Pada masa pemerintahan Malik Al Aziz
Imadudin Usman (putra Salahudin), tepatnya tahun 1193 M/ 589 H, datang seorang
ulama bernama Abdul Latif al Baghdadi. Ia mengajar di al Azhar selama Malik al
Aziz berkuasa. Materi yang diajarkan al Baghdadi meliputi ilmu mantiq dan Bayan.
Kedatangan al Baghdadi menambah
semangat beberapa ulama yang masih menetap di al Azhar. Ulama itu antara lain :
Ibu Al farid (ahli sufi terkenal), syekh Abu Al Qasim al manfaluti, syikh Jamal
al Din al Asyuyuti, syeikh Shahab al din al Sahruri, dan Syams al Din bin
khalikan (ahli sejarah yang mengarang kitab Wafiyat al 'ayan).

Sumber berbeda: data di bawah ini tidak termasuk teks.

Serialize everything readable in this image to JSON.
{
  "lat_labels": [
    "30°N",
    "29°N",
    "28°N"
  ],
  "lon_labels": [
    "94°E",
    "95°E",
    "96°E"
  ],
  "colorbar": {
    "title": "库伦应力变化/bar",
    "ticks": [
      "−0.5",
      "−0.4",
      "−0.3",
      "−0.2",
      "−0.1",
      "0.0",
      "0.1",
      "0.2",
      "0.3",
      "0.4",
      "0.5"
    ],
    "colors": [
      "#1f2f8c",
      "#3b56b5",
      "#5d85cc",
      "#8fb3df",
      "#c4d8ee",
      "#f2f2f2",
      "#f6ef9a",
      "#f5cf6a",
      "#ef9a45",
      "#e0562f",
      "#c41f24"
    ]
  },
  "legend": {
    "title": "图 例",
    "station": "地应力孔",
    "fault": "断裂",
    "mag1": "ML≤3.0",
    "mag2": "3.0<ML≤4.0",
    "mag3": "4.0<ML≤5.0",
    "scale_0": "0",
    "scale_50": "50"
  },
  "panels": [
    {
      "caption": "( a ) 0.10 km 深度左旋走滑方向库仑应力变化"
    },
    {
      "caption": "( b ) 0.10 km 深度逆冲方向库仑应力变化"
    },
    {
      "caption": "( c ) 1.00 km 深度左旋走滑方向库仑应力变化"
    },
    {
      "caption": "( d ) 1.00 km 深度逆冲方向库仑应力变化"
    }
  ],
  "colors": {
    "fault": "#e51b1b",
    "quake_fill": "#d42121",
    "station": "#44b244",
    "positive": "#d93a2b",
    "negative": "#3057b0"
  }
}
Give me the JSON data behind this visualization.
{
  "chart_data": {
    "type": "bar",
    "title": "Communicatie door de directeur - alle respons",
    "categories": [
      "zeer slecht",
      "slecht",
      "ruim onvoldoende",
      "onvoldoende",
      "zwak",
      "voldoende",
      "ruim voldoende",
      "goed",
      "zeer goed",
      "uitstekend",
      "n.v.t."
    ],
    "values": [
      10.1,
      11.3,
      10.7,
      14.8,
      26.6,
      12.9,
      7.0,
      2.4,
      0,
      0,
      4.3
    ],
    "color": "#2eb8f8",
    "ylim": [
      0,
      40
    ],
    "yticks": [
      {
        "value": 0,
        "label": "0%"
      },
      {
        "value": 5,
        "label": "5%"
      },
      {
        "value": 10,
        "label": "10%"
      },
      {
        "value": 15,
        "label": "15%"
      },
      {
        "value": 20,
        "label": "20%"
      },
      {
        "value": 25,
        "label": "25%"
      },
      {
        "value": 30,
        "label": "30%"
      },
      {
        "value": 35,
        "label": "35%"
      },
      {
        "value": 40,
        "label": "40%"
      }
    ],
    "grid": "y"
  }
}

Selain mengajar mantiq dan bayan, al
baghdadi juga mengajar hadis dan fikih. Materi tersebut diajarkannya di pagi
hari, sementara pelajaran kedokteran dan ilmu lainnya diberikan saiang hingga
sore hari. Ini merupakan upaya al Baghdadi untuk mengenalkan lebih jauh madzhab
sunni.
Dinasti Ayyubiyah merupakan penguasa
yang setia kepada kekhalifahan Abbasiyah di Baghdad. Acuan kebijakan
pemerintahannya berkiblat ke Baghdad yang bermadzhab Sunni. Al Azhar dijadikan
acuan salah satu lembaga strategis dalam pembelajaran, penyebaran, dan
pengembangan ajaran atau madzhab Sunni.